We present a curated dataset of planar displacement fields from eight fatigue crack growth experiments obtained via full-field digital image correlation (DIC). The dataset covers multiple aerospace-grade aluminium alloys, specimen geometries, material orientations, and load configurations, providing a diverse experimental basis for data-driven fracture mechanics research. Crack tip locations are consistently annotated using an iterative correction procedure applied to all measurements, and fracture mechanical descriptors like stress-intensity factors are provided as additional labels. The dataset comprises 8,794 unique experimentally observed displacement fields and a total of 70,352 supervised samples generated through standardized interpolation and augmentation. DIC data is provided as uniformly interpolated displacement grids at three standardized resolutions 28 x 28, 64 x 64, and 128 x 128 pixels, each available in three dataset sizes to support scalable use cases ranging from educational applications to high-capacity model development. Accompanying metadata and a Python interface facilitate filtering, loading, and integration into reproducible machine learning and fracture mechanics workflows.

Figures (6)

• Figure 1: Overview of the CrackMNIST dataset creation workflow: (a) Experimental setup for fatigue crack growth testing Strohmann24 with I: full-field 3D DIC by a commercial Zeiss Aramis system, II: high-resolution DIC option using a KUKA collaborative robot with a global shutter camera (not used in this dataset release), and III: material specimen (here: MT160). (b) Crack tip annotation process showing initial estimate (yellow cross), refined position after iterative correction (green cross), and the symbolic regression correction formulas applied to Williams-series coefficients. (c) Examples of processed displacement field samples at $28\times28$ pixel resolution with crack tip labels (black crosses) as provided in the CrackMNIST dataset. The dataset is available at pixel resolutions, $p \in \{28, 64, 128\}$, and with various sizes, $s\in \{S,M,L\}$. (d) Data samples consist of input displacement field $(u_x, u_y)$ with corresponding target crack tip masks and stress intensity factors. For each sample metadata such as the applied external force and specimen and material type are provided.

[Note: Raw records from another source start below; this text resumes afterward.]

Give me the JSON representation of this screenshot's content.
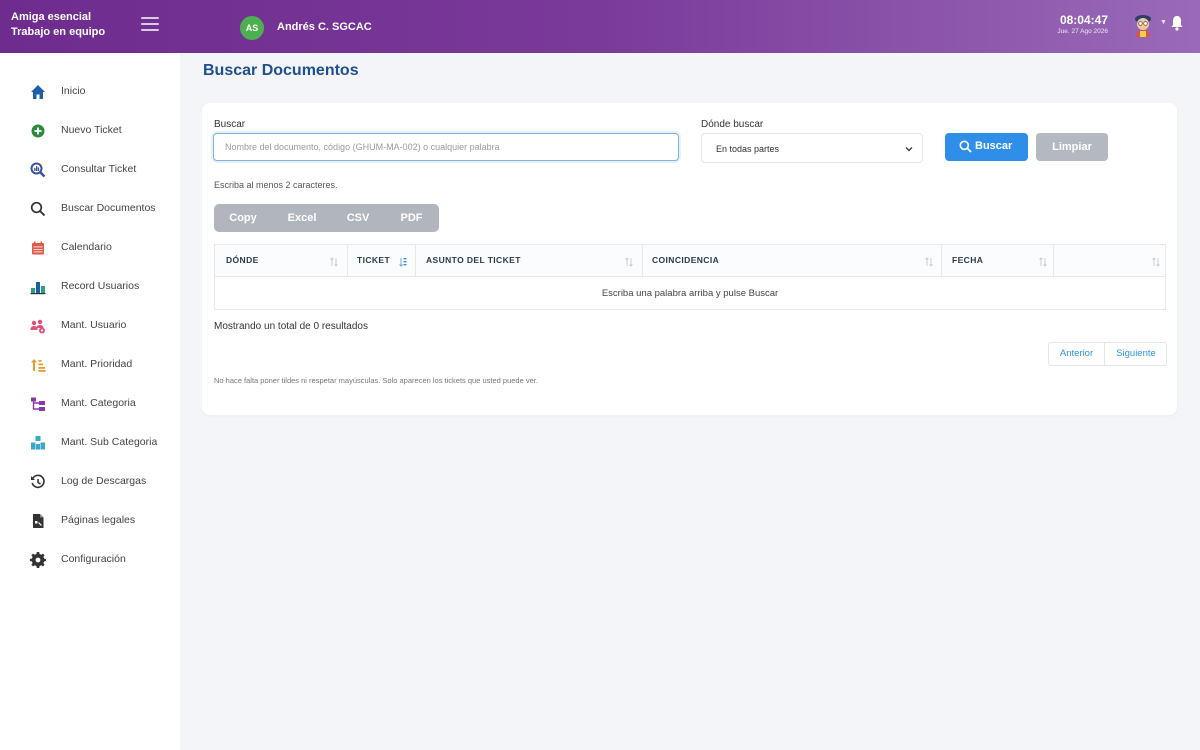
{
  "header": {
    "brand_line1": "Amiga esencial",
    "brand_line2": "Trabajo en equipo",
    "user_initials": "AS",
    "user_name": "Andrés C. SGCAC",
    "time": "08:04:47",
    "date": "Jue. 27 Ago 2026"
  },
  "sidebar": {
    "items": [
      {
        "label": "Inicio",
        "icon": "home-icon",
        "color": "#1f5fa8"
      },
      {
        "label": "Nuevo Ticket",
        "icon": "plus-circle-icon",
        "color": "#2e8b3e"
      },
      {
        "label": "Consultar Ticket",
        "icon": "chart-search-icon",
        "color": "#3a4fa0"
      },
      {
        "label": "Buscar Documentos",
        "icon": "search-icon",
        "color": "#333333"
      },
      {
        "label": "Calendario",
        "icon": "calendar-icon",
        "color": "#e05a4a"
      },
      {
        "label": "Record Usuarios",
        "icon": "bar-chart-icon",
        "color": "#2aa08a"
      },
      {
        "label": "Mant. Usuario",
        "icon": "users-cog-icon",
        "color": "#e0507a"
      },
      {
        "label": "Mant. Prioridad",
        "icon": "sort-priority-icon",
        "color": "#e89a2a"
      },
      {
        "label": "Mant. Categoria",
        "icon": "sitemap-icon",
        "color": "#8a3aa8"
      },
      {
        "label": "Mant. Sub Categoria",
        "icon": "cubes-icon",
        "color": "#3aa8c8"
      },
      {
        "label": "Log de Descargas",
        "icon": "history-icon",
        "color": "#333333"
      },
      {
        "label": "Páginas legales",
        "icon": "document-icon",
        "color": "#333333"
      },
      {
        "label": "Configuración",
        "icon": "gear-icon",
        "color": "#333333"
      }
    ]
  },
  "main": {
    "title": "Buscar Documentos",
    "search_label": "Buscar",
    "search_placeholder": "Nombre del documento, código (GHUM-MA-002) o cualquier palabra",
    "search_value": "",
    "where_label": "Dónde buscar",
    "where_selected": "En todas partes",
    "buscar_button": "Buscar",
    "limpiar_button": "Limpiar",
    "hint": "Escriba al menos 2 caracteres.",
    "export_buttons": [
      "Copy",
      "Excel",
      "CSV",
      "PDF"
    ],
    "table": {
      "columns": [
        "DÓNDE",
        "TICKET",
        "ASUNTO DEL TICKET",
        "COINCIDENCIA",
        "FECHA",
        ""
      ],
      "empty_message": "Escriba una palabra arriba y pulse Buscar"
    },
    "info": "Mostrando un total de 0 resultados",
    "pager": {
      "prev": "Anterior",
      "next": "Siguiente"
    },
    "footnote": "No hace falta poner tildes ni respetar mayúsculas. Solo aparecen los tickets que usted puede ver."
  },
  "colors": {
    "header_gradient_start": "#6e2c8e",
    "header_gradient_end": "#9a6ab8",
    "primary": "#2f8fe8",
    "title": "#1f4f8f",
    "export_bg": "#b1b5bc"
  }
}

• Figure 2: Distribution of samples across applied normalized loads. Counts are based on non-augmented data.
• Figure 3: CrackMNIST DIC data sample interpolated to different resolutions. Top: $x$-displacement in $mm$. Bottom: $y$-displacement in $mm$. Columns show the same sample at various resolutions.

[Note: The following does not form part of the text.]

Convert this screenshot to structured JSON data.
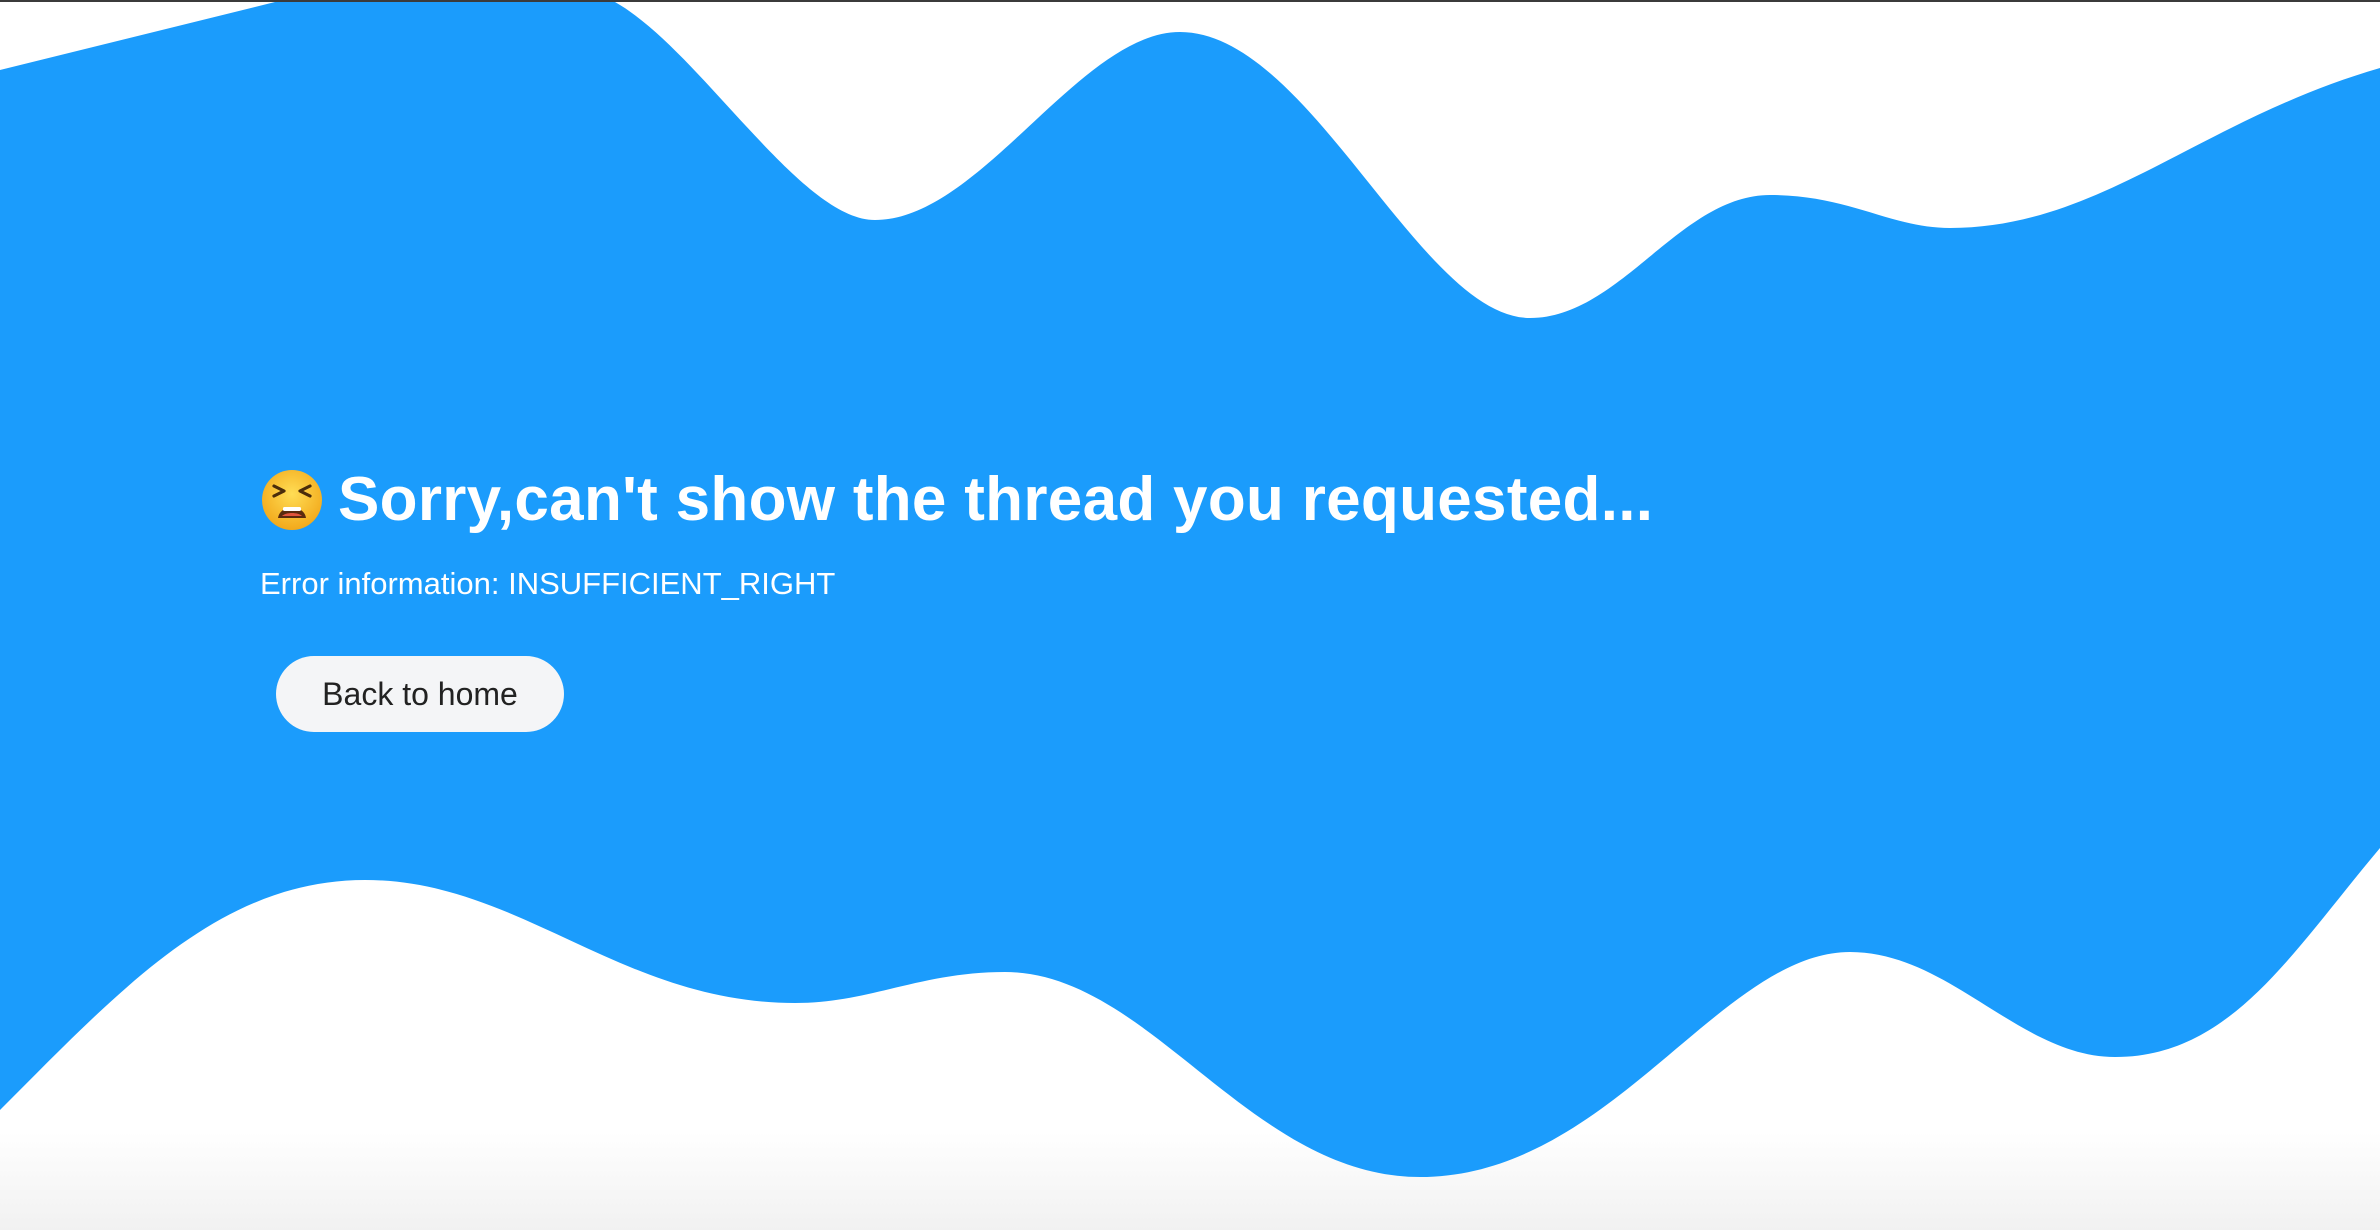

• Figure 4: Three random CrackMNIST samples at a resolution of $28 \times 28$ pixels. Each input consists of two channels representing the in-plane displacement components, $u_x$ and $u_y$, while the corresponding binary segmentation masks indicate the crack tip location, shown as white pixels. Additional annotations of the stress-intensity factors, $K_I, K_{II}$, both in $\mathrm{MPa}\sqrt{m}$, and the $T$-stress in $\mathrm{MPa}$ are given.
• Figure 5: Prediction failure map for L-28. Within each split, the mosaic shows crack tip occurrence (mask), false negative (FN) pixel and false positive (FP) pixel maps. The maps are normalized over per-pixel absolute crack tip occurrences and over trials and to highlight the spacial density distribution of correctly and incorrectly detected crack tips.